D. PÉREZ CUSTODIO, B. BARTÓK, J. BRAHMS

 

D. PÉREZ CUSTODIO, B. BARTÓK, J. BRAHMS

Conductor MANUEL COVES

Ce que vivent les violettes (ACIM*), D. Perez Custodio
Concerto for viola and orchestra, Sz 120, B. Bartók
Isabel Villanueva viola
– –
Symphony No. 4 in E minor, Op.98, J. Brahms

1.10 h (w/out intermission)
orquestafilarmonicademalaga.com

photo ©Fernando Ramos
Program notes Jose Antonio Canton
*Asociación de Compositores e Intérpretes Malagueños
(Association of Composers and Performers of Malaga)

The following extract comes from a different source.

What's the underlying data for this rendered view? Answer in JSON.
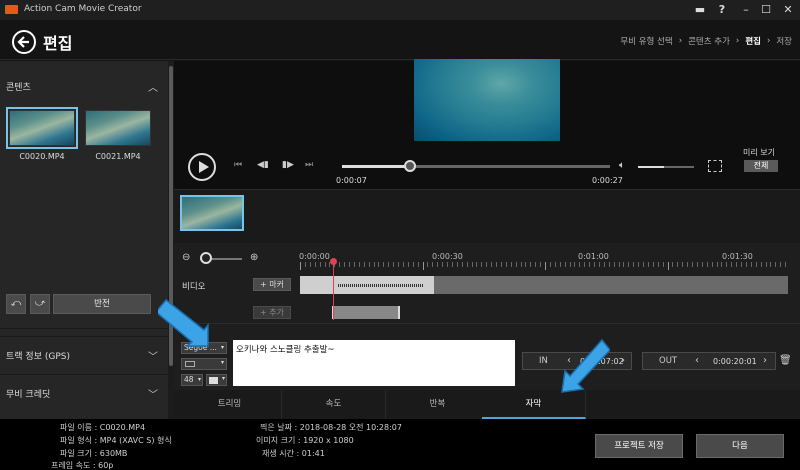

The piece Ce que vivent les violettes… by the composer from Algeciras Diana Perez Custodio was inspired by verses of the poet Maria Victoria Atencia, from Malaga, written as an epitaph and engraved in the English Cemetery of Malaga near the tomb of a baby girl called Violette, who only lived for thirty days. The composer and the poet developed a strong emotional and artistic bond, having been affected by a common shattering experience. As explained by the composer, "I composed this piece to create a parallel between her experience and mine, and at the same time to try to give a voice to a little girl who was certainly greatly loved during her short passage on earth".
Composed in 1945 in the United States, Bela Bartok’s incomplete and posthumous Concerto for Viola and Orchestra was finished by his student Tibor Serly. It was premiered on the 2nd of December 1949 by the British violist William Primrose, who had commissioned the piece and to whom it is dedicated, with the Minneapolis Symphony Orchestra conducted by Antal Doráti.
Brahms Fourth Symphony, Op.98 can be considered one of the most fascinating creations of this genre, with its fusion of baroque formality and the most passionate romanticism, reaching a maximum degree of tension and lyricism in the last movement, conceived in the form of passacaglia music based on the chorus of J.S. Bach’s Cantata, BWV 150.